Car si l'ironie a voulu que le sort de - Roman policier - ne soit pas confié à la censure hongroise, et puisse voir le jour à l'époque où le Kremlin régnait d'une main de fer sur ses pays vassaux d'Europe de l'est, il n'en reste pas moins que cette histoire transposée en Amérique du Sud, visait bien l'URSS, mais qu'elle était en même temps tristement universelle… l'homme restant un homme… où qu'il vive.
Imre Kertész ( Prix Nobel de littérature) l'a écrite (pour raisons d'édition) en trois semaines, sans que cela nuise à la qualité de l'histoire et du message dont il est porteur.

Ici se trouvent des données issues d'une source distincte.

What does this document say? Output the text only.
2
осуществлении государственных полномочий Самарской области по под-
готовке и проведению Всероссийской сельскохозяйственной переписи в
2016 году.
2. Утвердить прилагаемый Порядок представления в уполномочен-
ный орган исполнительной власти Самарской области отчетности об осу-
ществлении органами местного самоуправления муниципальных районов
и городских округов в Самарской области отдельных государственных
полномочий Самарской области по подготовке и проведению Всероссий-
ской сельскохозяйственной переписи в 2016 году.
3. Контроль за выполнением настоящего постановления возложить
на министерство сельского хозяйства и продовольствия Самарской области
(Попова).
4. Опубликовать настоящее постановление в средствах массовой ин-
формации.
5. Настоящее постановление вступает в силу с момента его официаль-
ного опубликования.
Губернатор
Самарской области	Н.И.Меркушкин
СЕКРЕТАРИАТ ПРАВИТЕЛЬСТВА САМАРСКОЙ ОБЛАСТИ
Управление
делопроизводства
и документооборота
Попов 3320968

Court récit, mais très efficace… la dictature se prend un droit sous le menton. À chacun son tour.
Un livre qui se lit vite et facilement ; vous auriez tort de vous en priver.
- Que voulez-vous écrire ?
-Que j'ai compris la logique.
-Maintenant ? Et vous ne la compreniez pas pendant que vous commettiez vos actes ?
-Non, pas quand j'étais plongé dedans. Avant, je la comprenais. Et à présent je la comprends à nouveau. Pendant, on l'oublie. Mais bon, vous ne pouvez pas comprendre ça.